I've plotted the latitude and Longitude position on Chart 81023 of the USS San Francisco's grounding as reported in the unclassified investigation report.
Chart 81023 plot of SSN 711 grounding
(Click on Image to enlarge)
There are two positions in the report, the ship's deck log position and the RLGN data position. Plotted in Blue for deck log and Red for RLGN recorded positions. Here are the report entries:
290. (U) The QMOW on watch at the time of the grounding, ET2(SS) ****, said he was knocked unconscious for a short time when the ship grounded. According to the ship's Deck Log, the Grounding occurred at 07 44.7' N, 147 11.6' E. A relieving QMOW, ET2(SS) **** , stated that this Deck Log position was taken from the RLGN remote touch screen display that was paused some time after the grounding.
291. (U) Based on a second-by-second analysis of the ship's deceleration recorded in RLGN channel 1 data, the ship grounded at 1142K (and 20 seconds) at 07 45.5' N, 147 12.3' E.
The Chart I used above is 81023 which is a general navigation chart and the one the Navy cites as containing the "discol waters rep". The Discolored Waters Report is 3 nautical miles south of the actual grounding and is from a 1966 Japanese Notice to Mariners that was originally reported in 1963. This data point was not on the E2202 chart used by the Navigation crew and was not noted in the SUBNOTE provided for their transit. Chart E2202 is a bottom contour chart and was considered to have been more accurate due to the greater density of sounding data. I noted chart 81023's poor sounding data in a previous post on this blog. Chart E2202 was up to date and the Navigation crew had all applicable NTM entered.

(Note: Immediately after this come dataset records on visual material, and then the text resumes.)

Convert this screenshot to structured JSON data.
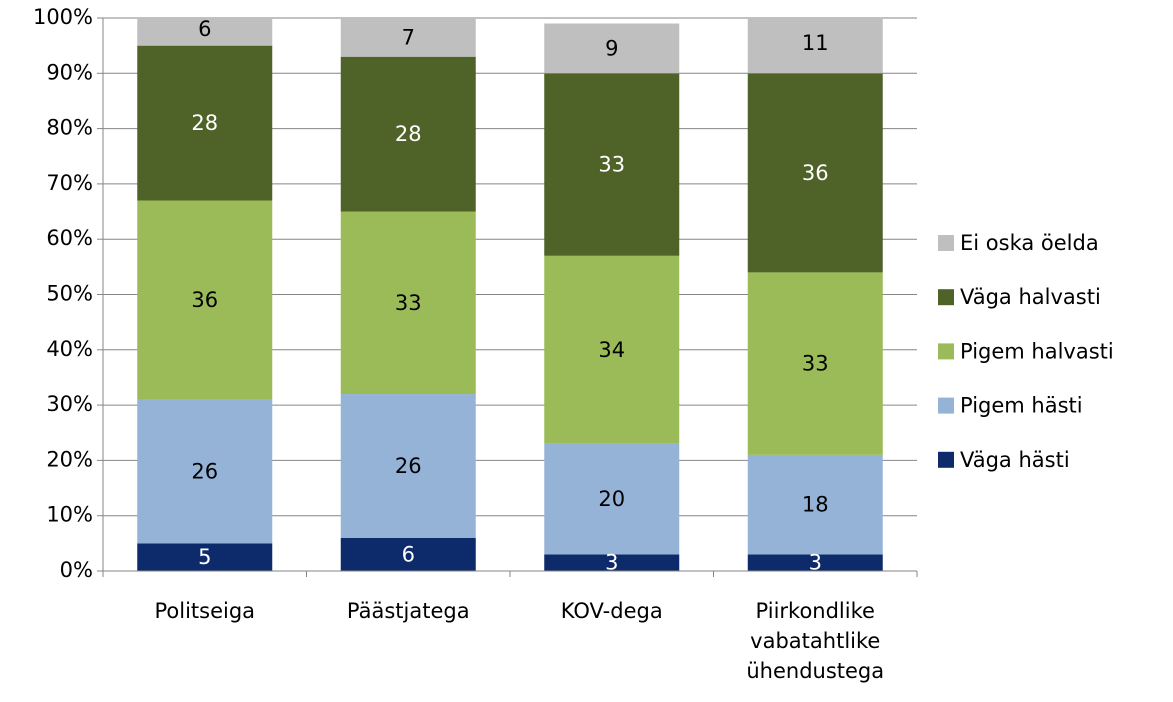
{
  "chart_data": {
    "type": "bar",
    "stacked": true,
    "categories": [
      "Politseiga",
      "Päästjatega",
      "KOV-dega",
      "Piirkondlike vabatahtlike ühendustega"
    ],
    "series": [
      {
        "name": "Väga hästi",
        "color": "#0d2a6b",
        "values": [
          5,
          6,
          3,
          3
        ]
      },
      {
        "name": "Pigem hästi",
        "color": "#95b3d7",
        "values": [
          26,
          26,
          20,
          18
        ]
      },
      {
        "name": "Pigem halvasti",
        "color": "#9bbb59",
        "values": [
          36,
          33,
          34,
          33
        ]
      },
      {
        "name": "Väga halvasti",
        "color": "#4f6228",
        "values": [
          28,
          28,
          33,
          36
        ]
      },
      {
        "name": "Ei oska öelda",
        "color": "#bfbfbf",
        "values": [
          6,
          7,
          9,
          11
        ]
      }
    ],
    "ylim": [
      0,
      100
    ],
    "yticks": [
      {
        "value": 0,
        "label": "0%"
      },
      {
        "value": 10,
        "label": "10%"
      },
      {
        "value": 20,
        "label": "20%"
      },
      {
        "value": 30,
        "label": "30%"
      },
      {
        "value": 40,
        "label": "40%"
      },
      {
        "value": 50,
        "label": "50%"
      },
      {
        "value": 60,
        "label": "60%"
      },
      {
        "value": 70,
        "label": "70%"
      },
      {
        "value": 80,
        "label": "80%"
      },
      {
        "value": 90,
        "label": "90%"
      },
      {
        "value": 100,
        "label": "100%"
      }
    ],
    "grid": true,
    "legend": "right"
  }
}
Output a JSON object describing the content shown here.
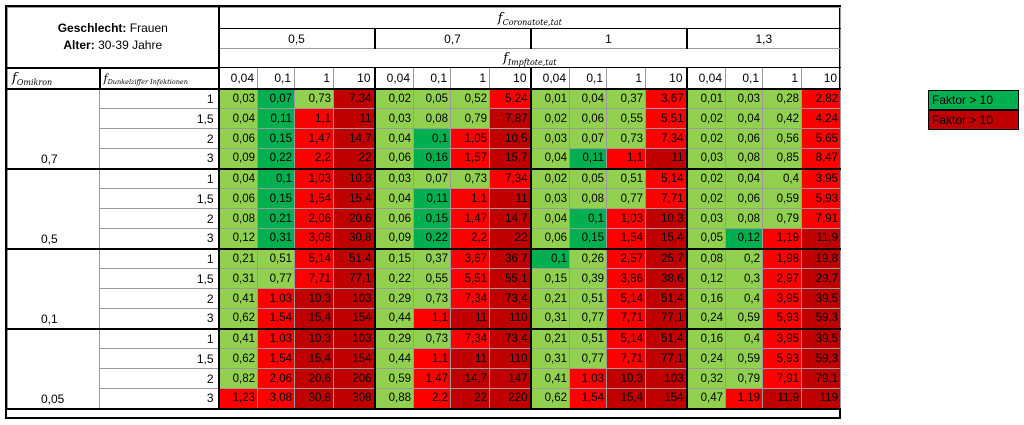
{
  "header": {
    "gender_label": "Geschlecht:",
    "gender_value": "Frauen",
    "age_label": "Alter:",
    "age_value": "30-39 Jahre",
    "coronatote_f": "f",
    "coronatote_sub": "Coronatote,tat",
    "impftote_f": "f",
    "impftote_sub": "Impftote,tat",
    "omikron_f": "f",
    "omikron_sub": "Omikron",
    "dunkelziffer_f": "f",
    "dunkelziffer_sub": "Dunkelziffer Infektionen",
    "coronatote_values": [
      "0,5",
      "0,7",
      "1",
      "1,3"
    ],
    "impftote_values": [
      "0,04",
      "0,1",
      "1",
      "10",
      "0,04",
      "0,1",
      "1",
      "10",
      "0,04",
      "0,1",
      "1",
      "10",
      "0,04",
      "0,1",
      "1",
      "10"
    ]
  },
  "dunkelziffer_values": [
    "1",
    "1,5",
    "2",
    "3"
  ],
  "blocks": [
    {
      "omikron": "0,7",
      "rows": [
        [
          [
            "0,03",
            0
          ],
          [
            "0,07",
            1
          ],
          [
            "0,73",
            0
          ],
          [
            "7,34",
            3
          ],
          [
            "0,02",
            0
          ],
          [
            "0,05",
            0
          ],
          [
            "0,52",
            0
          ],
          [
            "5,24",
            2
          ],
          [
            "0,01",
            0
          ],
          [
            "0,04",
            0
          ],
          [
            "0,37",
            0
          ],
          [
            "3,67",
            2
          ],
          [
            "0,01",
            0
          ],
          [
            "0,03",
            0
          ],
          [
            "0,28",
            0
          ],
          [
            "2,82",
            2
          ]
        ],
        [
          [
            "0,04",
            0
          ],
          [
            "0,11",
            1
          ],
          [
            "1,1",
            2
          ],
          [
            "11",
            3
          ],
          [
            "0,03",
            0
          ],
          [
            "0,08",
            0
          ],
          [
            "0,79",
            0
          ],
          [
            "7,87",
            3
          ],
          [
            "0,02",
            0
          ],
          [
            "0,06",
            0
          ],
          [
            "0,55",
            0
          ],
          [
            "5,51",
            2
          ],
          [
            "0,02",
            0
          ],
          [
            "0,04",
            0
          ],
          [
            "0,42",
            0
          ],
          [
            "4,24",
            2
          ]
        ],
        [
          [
            "0,06",
            0
          ],
          [
            "0,15",
            1
          ],
          [
            "1,47",
            2
          ],
          [
            "14,7",
            3
          ],
          [
            "0,04",
            0
          ],
          [
            "0,1",
            1
          ],
          [
            "1,05",
            2
          ],
          [
            "10,5",
            3
          ],
          [
            "0,03",
            0
          ],
          [
            "0,07",
            0
          ],
          [
            "0,73",
            0
          ],
          [
            "7,34",
            2
          ],
          [
            "0,02",
            0
          ],
          [
            "0,06",
            0
          ],
          [
            "0,56",
            0
          ],
          [
            "5,65",
            2
          ]
        ],
        [
          [
            "0,09",
            0
          ],
          [
            "0,22",
            1
          ],
          [
            "2,2",
            2
          ],
          [
            "22",
            3
          ],
          [
            "0,06",
            0
          ],
          [
            "0,16",
            1
          ],
          [
            "1,57",
            2
          ],
          [
            "15,7",
            3
          ],
          [
            "0,04",
            0
          ],
          [
            "0,11",
            1
          ],
          [
            "1,1",
            2
          ],
          [
            "11",
            3
          ],
          [
            "0,03",
            0
          ],
          [
            "0,08",
            0
          ],
          [
            "0,85",
            0
          ],
          [
            "8,47",
            2
          ]
        ]
      ]
    },
    {
      "omikron": "0,5",
      "rows": [
        [
          [
            "0,04",
            0
          ],
          [
            "0,1",
            1
          ],
          [
            "1,03",
            2
          ],
          [
            "10,3",
            3
          ],
          [
            "0,03",
            0
          ],
          [
            "0,07",
            0
          ],
          [
            "0,73",
            0
          ],
          [
            "7,34",
            2
          ],
          [
            "0,02",
            0
          ],
          [
            "0,05",
            0
          ],
          [
            "0,51",
            0
          ],
          [
            "5,14",
            2
          ],
          [
            "0,02",
            0
          ],
          [
            "0,04",
            0
          ],
          [
            "0,4",
            0
          ],
          [
            "3,95",
            2
          ]
        ],
        [
          [
            "0,06",
            0
          ],
          [
            "0,15",
            1
          ],
          [
            "1,54",
            2
          ],
          [
            "15,4",
            3
          ],
          [
            "0,04",
            0
          ],
          [
            "0,11",
            1
          ],
          [
            "1,1",
            2
          ],
          [
            "11",
            3
          ],
          [
            "0,03",
            0
          ],
          [
            "0,08",
            0
          ],
          [
            "0,77",
            0
          ],
          [
            "7,71",
            2
          ],
          [
            "0,02",
            0
          ],
          [
            "0,06",
            0
          ],
          [
            "0,59",
            0
          ],
          [
            "5,93",
            2
          ]
        ],
        [
          [
            "0,08",
            0
          ],
          [
            "0,21",
            1
          ],
          [
            "2,06",
            2
          ],
          [
            "20,6",
            3
          ],
          [
            "0,06",
            0
          ],
          [
            "0,15",
            1
          ],
          [
            "1,47",
            2
          ],
          [
            "14,7",
            3
          ],
          [
            "0,04",
            0
          ],
          [
            "0,1",
            1
          ],
          [
            "1,03",
            2
          ],
          [
            "10,3",
            3
          ],
          [
            "0,03",
            0
          ],
          [
            "0,08",
            0
          ],
          [
            "0,79",
            0
          ],
          [
            "7,91",
            2
          ]
        ],
        [
          [
            "0,12",
            0
          ],
          [
            "0,31",
            1
          ],
          [
            "3,08",
            2
          ],
          [
            "30,8",
            3
          ],
          [
            "0,09",
            0
          ],
          [
            "0,22",
            1
          ],
          [
            "2,2",
            2
          ],
          [
            "22",
            3
          ],
          [
            "0,06",
            0
          ],
          [
            "0,15",
            1
          ],
          [
            "1,54",
            2
          ],
          [
            "15,4",
            3
          ],
          [
            "0,05",
            0
          ],
          [
            "0,12",
            1
          ],
          [
            "1,19",
            2
          ],
          [
            "11,9",
            3
          ]
        ]
      ]
    },
    {
      "omikron": "0,1",
      "rows": [
        [
          [
            "0,21",
            0
          ],
          [
            "0,51",
            0
          ],
          [
            "5,14",
            2
          ],
          [
            "51,4",
            3
          ],
          [
            "0,15",
            0
          ],
          [
            "0,37",
            0
          ],
          [
            "3,67",
            2
          ],
          [
            "36,7",
            3
          ],
          [
            "0,1",
            1
          ],
          [
            "0,26",
            0
          ],
          [
            "2,57",
            2
          ],
          [
            "25,7",
            3
          ],
          [
            "0,08",
            0
          ],
          [
            "0,2",
            0
          ],
          [
            "1,98",
            2
          ],
          [
            "19,8",
            3
          ]
        ],
        [
          [
            "0,31",
            0
          ],
          [
            "0,77",
            0
          ],
          [
            "7,71",
            2
          ],
          [
            "77,1",
            3
          ],
          [
            "0,22",
            0
          ],
          [
            "0,55",
            0
          ],
          [
            "5,51",
            2
          ],
          [
            "55,1",
            3
          ],
          [
            "0,15",
            0
          ],
          [
            "0,39",
            0
          ],
          [
            "3,86",
            2
          ],
          [
            "38,6",
            3
          ],
          [
            "0,12",
            0
          ],
          [
            "0,3",
            0
          ],
          [
            "2,97",
            2
          ],
          [
            "29,7",
            3
          ]
        ],
        [
          [
            "0,41",
            0
          ],
          [
            "1,03",
            2
          ],
          [
            "10,3",
            3
          ],
          [
            "103",
            3
          ],
          [
            "0,29",
            0
          ],
          [
            "0,73",
            0
          ],
          [
            "7,34",
            2
          ],
          [
            "73,4",
            3
          ],
          [
            "0,21",
            0
          ],
          [
            "0,51",
            0
          ],
          [
            "5,14",
            2
          ],
          [
            "51,4",
            3
          ],
          [
            "0,16",
            0
          ],
          [
            "0,4",
            0
          ],
          [
            "3,95",
            2
          ],
          [
            "39,5",
            3
          ]
        ],
        [
          [
            "0,62",
            0
          ],
          [
            "1,54",
            2
          ],
          [
            "15,4",
            3
          ],
          [
            "154",
            3
          ],
          [
            "0,44",
            0
          ],
          [
            "1,1",
            2
          ],
          [
            "11",
            3
          ],
          [
            "110",
            3
          ],
          [
            "0,31",
            0
          ],
          [
            "0,77",
            0
          ],
          [
            "7,71",
            2
          ],
          [
            "77,1",
            3
          ],
          [
            "0,24",
            0
          ],
          [
            "0,59",
            0
          ],
          [
            "5,93",
            2
          ],
          [
            "59,3",
            3
          ]
        ]
      ]
    },
    {
      "omikron": "0,05",
      "rows": [
        [
          [
            "0,41",
            0
          ],
          [
            "1,03",
            2
          ],
          [
            "10,3",
            3
          ],
          [
            "103",
            3
          ],
          [
            "0,29",
            0
          ],
          [
            "0,73",
            0
          ],
          [
            "7,34",
            2
          ],
          [
            "73,4",
            3
          ],
          [
            "0,21",
            0
          ],
          [
            "0,51",
            0
          ],
          [
            "5,14",
            2
          ],
          [
            "51,4",
            3
          ],
          [
            "0,16",
            0
          ],
          [
            "0,4",
            0
          ],
          [
            "3,95",
            2
          ],
          [
            "39,5",
            3
          ]
        ],
        [
          [
            "0,62",
            0
          ],
          [
            "1,54",
            2
          ],
          [
            "15,4",
            3
          ],
          [
            "154",
            3
          ],
          [
            "0,44",
            0
          ],
          [
            "1,1",
            2
          ],
          [
            "11",
            3
          ],
          [
            "110",
            3
          ],
          [
            "0,31",
            0
          ],
          [
            "0,77",
            0
          ],
          [
            "7,71",
            2
          ],
          [
            "77,1",
            3
          ],
          [
            "0,24",
            0
          ],
          [
            "0,59",
            0
          ],
          [
            "5,93",
            2
          ],
          [
            "59,3",
            3
          ]
        ],
        [
          [
            "0,82",
            0
          ],
          [
            "2,06",
            2
          ],
          [
            "20,6",
            3
          ],
          [
            "206",
            3
          ],
          [
            "0,59",
            0
          ],
          [
            "1,47",
            2
          ],
          [
            "14,7",
            3
          ],
          [
            "147",
            3
          ],
          [
            "0,41",
            0
          ],
          [
            "1,03",
            2
          ],
          [
            "10,3",
            3
          ],
          [
            "103",
            3
          ],
          [
            "0,32",
            0
          ],
          [
            "0,79",
            0
          ],
          [
            "7,91",
            2
          ],
          [
            "79,1",
            3
          ]
        ],
        [
          [
            "1,23",
            2
          ],
          [
            "3,08",
            2
          ],
          [
            "30,8",
            3
          ],
          [
            "308",
            3
          ],
          [
            "0,88",
            0
          ],
          [
            "2,2",
            2
          ],
          [
            "22",
            3
          ],
          [
            "220",
            3
          ],
          [
            "0,62",
            0
          ],
          [
            "1,54",
            2
          ],
          [
            "15,4",
            3
          ],
          [
            "154",
            3
          ],
          [
            "0,47",
            0
          ],
          [
            "1,19",
            2
          ],
          [
            "11,9",
            3
          ],
          [
            "119",
            3
          ]
        ]
      ]
    }
  ],
  "cell_colors": [
    "#92d050",
    "#00b050",
    "#ff0000",
    "#c00000"
  ],
  "legend": [
    {
      "label": "Faktor > 10",
      "color": "#00b050"
    },
    {
      "label": "Faktor > 10",
      "color": "#c00000"
    }
  ]
}
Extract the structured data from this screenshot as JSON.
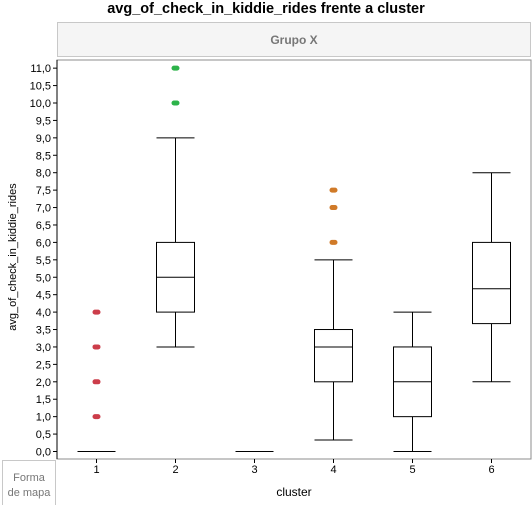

Although not transferring the "discol waters rep" from Chart 81023 to E2202 was cited as one of the contributing factors to the grounding, it is not a responsibility the Navigation crew shares alone. I'm of the opinion that the originator of the SUBNOTE and the Defense Mapping Agency share equal responsibility for not including on chart E2202 a navigation hazard identified back in 1963.